Monday, Oct. 01, 1956

The New Pictures

Yang Kwei Fei (Daiei; Buena Vista). Once upon a time, a thousand years ago. there lived a lonely emperor in old Cathay. His wife had died in the bloom of her youth, and he was inconsolable. In the morning when his ministers brought him the leading questions of the day, in the evening when they brought him the fairest maidens of the realm, the emperor only sighed and sent them away. Only in his music could he find surcease, and with his lute he whiled the sorrowing hours away. Aha. thought an ambitious general, if I can find the woman who can charm away his grief, my star will rise.

One day the general was discussing the problem with a political associate, whose three proud and beautiful cousins had been rejected by the emperor. All at once he found himself staring at a kitchen wench who was tending the fire. He seemed to detect under the soot a deli cate beauty. "But who is this girl?" he demanded excitedly of his host. "Why, nobody at all," the other replied. "She is only a little serving girl, fresh up from the country." The general seized the frightened child and wiped the soot off her face. "I have found a pearl!" he cried.

Soon the girl, who was given the name of Yang Kwei Fei, was dressed in robes of finest silk, and sent to wait upon the emperor where he took his tea among the flowering plums. He took up his lute and made a hymn to the budding grove. The maiden, listening, was pierced to the heart by his music. She thought, "He must be seeking sincerity." That night she was sent to wait upon the emperor in his bedchamber. When he came to bed and saw her fresh and tender as a flowering branch, he staggered back. "Who sent you here?" he gasped. His heart was pounding, but he told her: "Go away!" The maiden bowed her head and went, but in the antechamber she knelt lightly on a pillow, and taking up the emperor's lute, she played the melody that he had made in the plum garden. And as she played, his grief was healed. "You have consoled me by playing my music," the emperor said when she had done. "Stay with me, I beg you, and be my friend."

In the years that followed, Yang Kwei Fei and the emperor lived together in the light of love; but all the while, though neither of them knew it, the light cast a lengthening shadow across the land. In gratitude to his favorite, the emperor had made her former master his prime minister, and that rapacious man had made the name of Yang a byword and a hissing in every corner of the empire.
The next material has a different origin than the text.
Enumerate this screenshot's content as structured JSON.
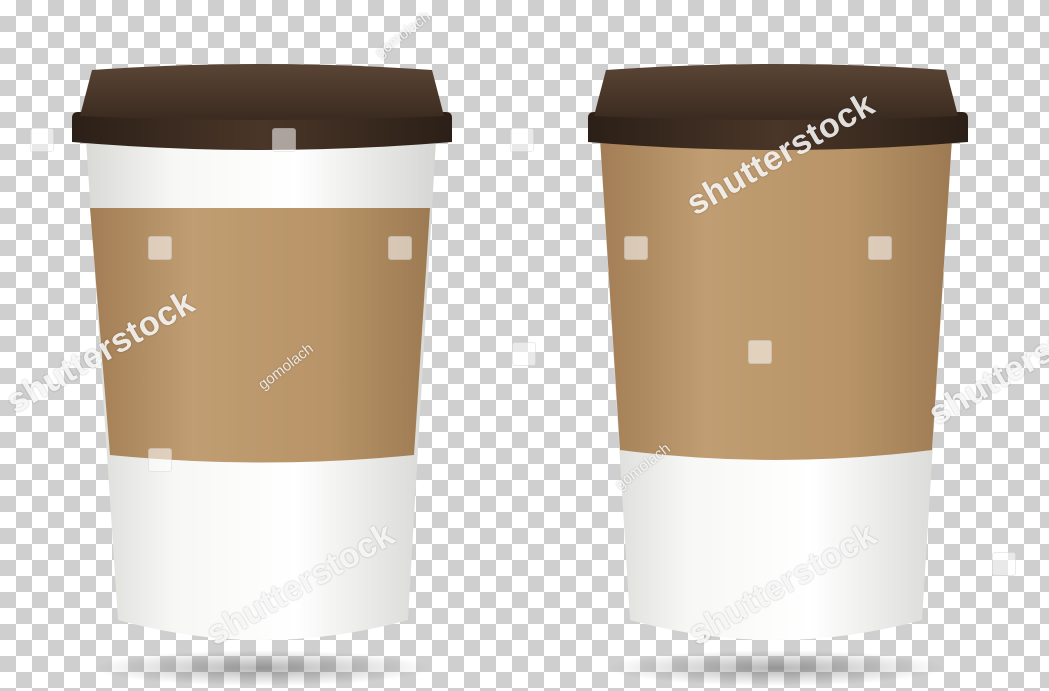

At last there was a revolution. The emperor's own guard put the tyrant to death, and demanded the life of Yang Kwei Fei as well. The emperor, desperate, begged them to spare her, but in vain. She was hanged with her own silk scarf from a young plum tree. "Oh God!" cried the emperor, his heart broken, when they brought her body to him. "Will this bring peace to my people?"

This luminous little legend, so much like the Western Cinderella story and yet so much more, has been made into a slow (perhaps too slow) and stately motion picture by the same Japanese company that produced Rashomon, Ugetsu and Gate of Hell. The film has the quality of endless resonance that distinguishes the true myth. Like a gong, it is small in itself, but the sound of it carries a very long way. The reverberations of the culminating symbol: the tree of life that bears the fruit of death, a death whose other name is love. For Western movie goers, the reading of such symbolic language is apt to be as tiresome as the study of Chinese script; but fortunately, Director Kenji Mizoguchi (who also made Ugetsu) has provided the picture with physical as well as spiritual beauties. It has colors that are often exquisite; and it has Machiko Kyo, the heroine of almost every important Japanese film of recent years, who is surely one of the loveliest women ever seen on the screen.

The Silent World (Columbia). With the Aqua-Lung, which he invented in collaboration with an engineer named Emile Gagnan, a 46-year-old captain in the French navy, Jacques-Yves Cousteau, provided the wings on which both Sunday sportsmen and serious scientists have gone soaring with a new freedom into the wild green yonder. In The Silent World, which since its publication in 1953 has sold almost 500,000 copies in the U.S. alone, Cousteau composed a poetic primer of underwater exploration. In this film Cousteau has tried to fill the screen with the same "rapture of the great depths" that surged through his prose. Unfortunately, his hand is not so sure with a camera as it was with a pen. The Silent World is just another H2Opera.

At times, of course, with several seas (Red, Mediterranean, Indian Ocean) to fish in, Cousteau's camera can hardly help making a spectacular catch. There are frames that spurt, slumber, dazzle, gloat like stained-glass windows in a sunken cathedral. There is an oozily loathsome shot of the sea squirt, a creature that resembles nothing so much as a length of large intestine on the loose. There is a lot of helling around the coral reefs on submarine scooters that look like sawed-off torpedoes. And there is a hilarious conversation among whales, in which the moviegoer learns an awful truth. The largest of all mammals has a voice almost exactly like a mouse's. Whales squeak.

The biological tidbits, however, are stirred together with such a mess of fishy footage, vulgar music and esthetic twaddle that the total effect is rather like bad bouillabaisse.